日蝕見たい、日蝕見たい、日蝕見たい

月が地球から遠ざかっているので地上から皆既日食を見られるのもあと2億年と迫った今日この頃ではあるが、いまだに皆既日食を体験したことがない。せいぜい、88年の部分日食を観測したことがあるくらい。

昼間だというのに空がひんやりと星を満たして暗くなり、100万℃で輝く白い翼を広げた黒い太陽が静かに浮かび上がる。そんな光景を余すことなく体感するには、映像だけでは不十分で、皮膚感覚と自由な視野が必要だ。

小学生くらいの頃は、「日本で見られるのは2009年か、遠いぞ」と九十九里から南極大陸を眺める気分だった。10年くらい前はそんなことすっかり意識していなかった。今年の初めくらいは、割と楽観的に捉えていた。平日とはいえ1〜2日ぐらいなら何とか工面できるかもしれない。金星の日面通過の時もミール落下のときも曇りで悲しい思いをしたので、こんどこそ晴れるといいな、と。

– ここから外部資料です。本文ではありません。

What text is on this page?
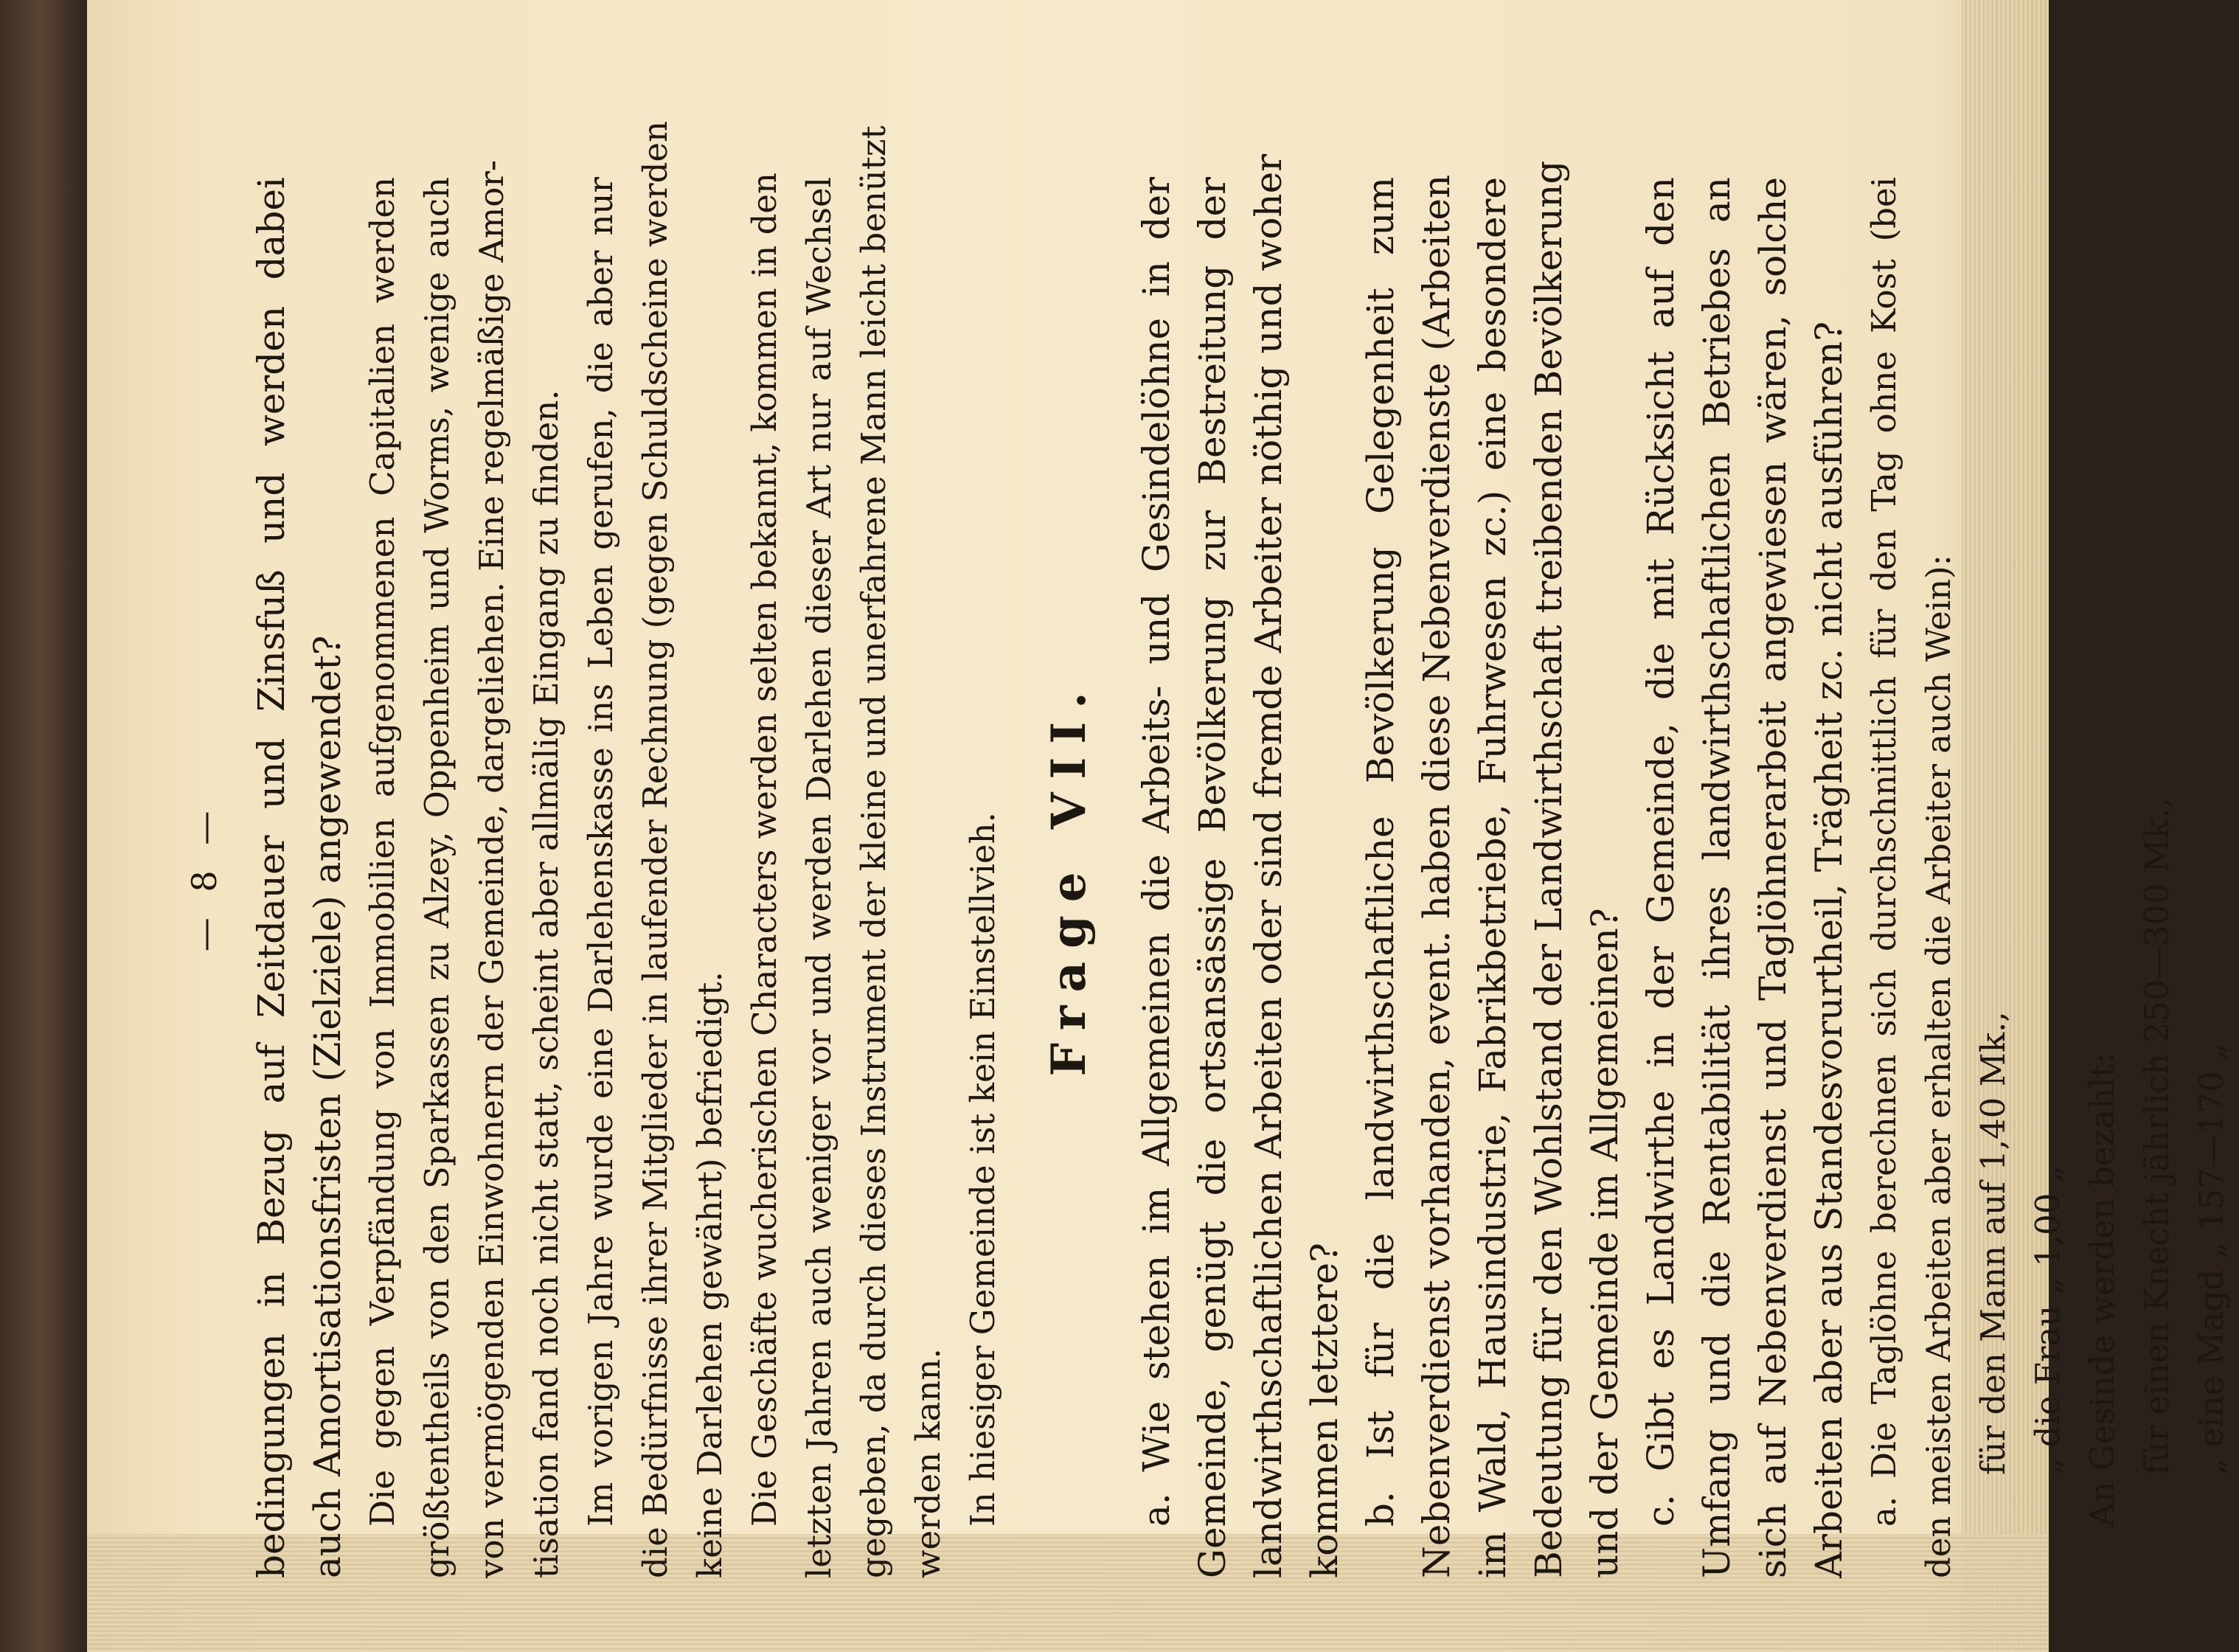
— 8 — bedingungen in Bezug auf Zeitdauer und Zinsfuß und werden dabei auch Amortisationsfristen (Zielziele) angewendet? Die gegen Verpfändung von Immobilien aufgenommenen Capitalien werden größtentheils von den Sparkassen zu Alzey, Oppenheim und Worms, wenige auch von vermögenden Einwohnern der Gemeinde, dargeliehen. Eine regelmäßige Amor- tisation fand noch nicht statt, scheint aber allmälig Eingang zu finden. Im vorigen Jahre wurde eine Darlehenskasse ins Leben gerufen, die aber nur die Bedürfnisse ihrer Mitglieder in laufender Rechnung (gegen Schuldscheine werden keine Darlehen gewährt) befriedigt. Die Geschäfte wucherischen Characters werden selten bekannt, kommen in den letzten Jahren auch weniger vor und werden Darlehen dieser Art nur auf Wechsel gegeben, da durch dieses Instrument der kleine und unerfahrene Mann leicht benützt werden kann. In hiesiger Gemeinde ist kein Einstellvieh. Frage VII.	a. Wie stehen im Allgemeinen die Arbeits- und Gesindelöhne in der Gemeinde, genügt die ortsansässige Bevölkerung zur Bestreitung der landwirthschaftlichen Arbeiten oder sind fremde Arbeiter nöthig und woher kommen letztere? b. Ist für die landwirthschaftliche Bevölkerung Gelegenheit zum Nebenverdienst vorhanden, event. haben diese Nebenverdienste (Arbeiten im Wald, Hausindustrie, Fabrikbetriebe, Fuhrwesen zc.) eine besondere Bedeutung für den Wohlstand der Landwirthschaft treibenden Bevölkerung und der Gemeinde im Allgemeinen? c. Gibt es Landwirthe in der Gemeinde, die mit Rücksicht auf den Umfang und die Rentabilität ihres landwirthschaftlichen Betriebes an sich auf Nebenverdienst und Taglöhnerarbeit angewiesen wären, solche Arbeiten aber aus Standesvorurtheil, Trägheit zc. nicht ausführen? a. Die Taglöhne berechnen sich durchschnittlich für den Tag ohne Kost (bei den meisten Arbeiten aber erhalten die Arbeiter auch Wein): für den Mann auf 1,40 Mk., „ die Frau „ 1,00 „ An Gesinde werden bezahlt: für einen Knecht jährlich 250—300 Mk., „ eine Magd „ 157—170 „
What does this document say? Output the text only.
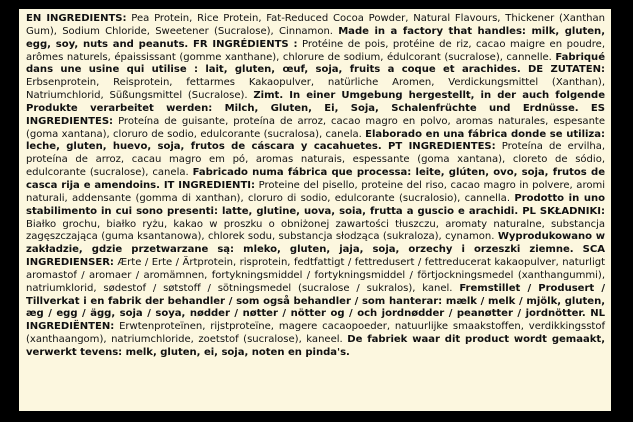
EN INGREDIENTS: Pea Protein, Rice Protein, Fat-Reduced Cocoa Powder, Natural Flavours, Thickener (Xanthan Gum), Sodium Chloride, Sweetener (Sucralose), Cinnamon. Made in a factory that handles: milk, gluten, egg, soy, nuts and peanuts. FR INGRÉDIENTS : Protéine de pois, protéine de riz, cacao maigre en poudre, arômes naturels, épaississant (gomme xanthane), chlorure de sodium, édulcorant (sucralose), cannelle. Fabriqué dans une usine qui utilise : lait, gluten, œuf, soja, fruits a coque et arachides. DE ZUTATEN: Erbsenprotein, Reisprotein, fettarmes Kakaopulver, natürliche Aromen, Verdickungsmittel (Xanthan), Natriumchlorid, Süßungsmittel (Sucralose). Zimt. In einer Umgebung hergestellt, in der auch folgende Produkte verarbeitet werden: Milch, Gluten, Ei, Soja, Schalenfrüchte und Erdnüsse. ES INGREDIENTES: Proteína de guisante, proteína de arroz, cacao magro en polvo, aromas naturales, espesante (goma xantana), cloruro de sodio, edulcorante (sucralosa), canela. Elaborado en una fábrica donde se utiliza: leche, gluten, huevo, soja, frutos de cáscara y cacahuetes. PT INGREDIENTES: Proteína de ervilha, proteína de arroz, cacau magro em pó, aromas naturais, espessante (goma xantana), cloreto de sódio, edulcorante (sucralose), canela. Fabricado numa fábrica que processa: leite, glúten, ovo, soja, frutos de casca rija e amendoins. IT INGREDIENTI: Proteine del pisello, proteine del riso, cacao magro in polvere, aromi naturali, addensante (gomma di xanthan), cloruro di sodio, edulcorante (sucralosio), cannella. Prodotto in uno stabilimento in cui sono presenti: latte, glutine, uova, soia, frutta a guscio e arachidi. PL SKŁADNIKI: Białko grochu, białko ryżu, kakao w proszku o obniżonej zawartości tłuszczu, aromaty naturalne, substancja zagęszczająca (guma ksantanowa), chlorek sodu, substancja słodząca (sukraloza), cynamon. Wyprodukowano w zakładzie, gdzie przetwarzane są: mleko, gluten, jaja, soja, orzechy i orzeszki ziemne. SCA INGREDIENSER: Ærte / Erte / Ärtprotein, risprotein, fedtfattigt / fettredusert / fettreducerat kakaopulver, naturligt aromastof / aromaer / aromämnen, fortykningsmiddel / fortykningsmiddel / förtjockningsmedel (xanthangummi), natriumklorid, sødestof / søtstoff / sötningsmedel (sucralose / sukralos), kanel. Fremstillet / Produsert / Tillverkat i en fabrik der behandler / som også behandler / som hanterar: mælk / melk / mjölk, gluten, æg / egg / ägg, soja / soya, nødder / nøtter / nötter og / och jordnødder / peanøtter / jordnötter. NL INGREDIËNTEN: Erwtenproteïnen, rijstproteïne, magere cacaopoeder, natuurlijke smaakstoffen, verdikkingsstof (xanthaangom), natriumchloride, zoetstof (sucralose), kaneel. De fabriek waar dit product wordt gemaakt, verwerkt tevens: melk, gluten, ei, soja, noten en pinda's.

それからいろいろあって、今月のスケジュールを調整する際に、私はキッパリ未練を捨てて見に行かないことにした、筈だった。

げに恐ろしきは執着なり。


問題は、この政治情勢下でのハッピーエクリプス法緊急立法の可能性と、月が量子論的ほにゃらららでワープして日蝕が土日にずれ込む可能性、どちらの奇跡が起こりやすいかだが。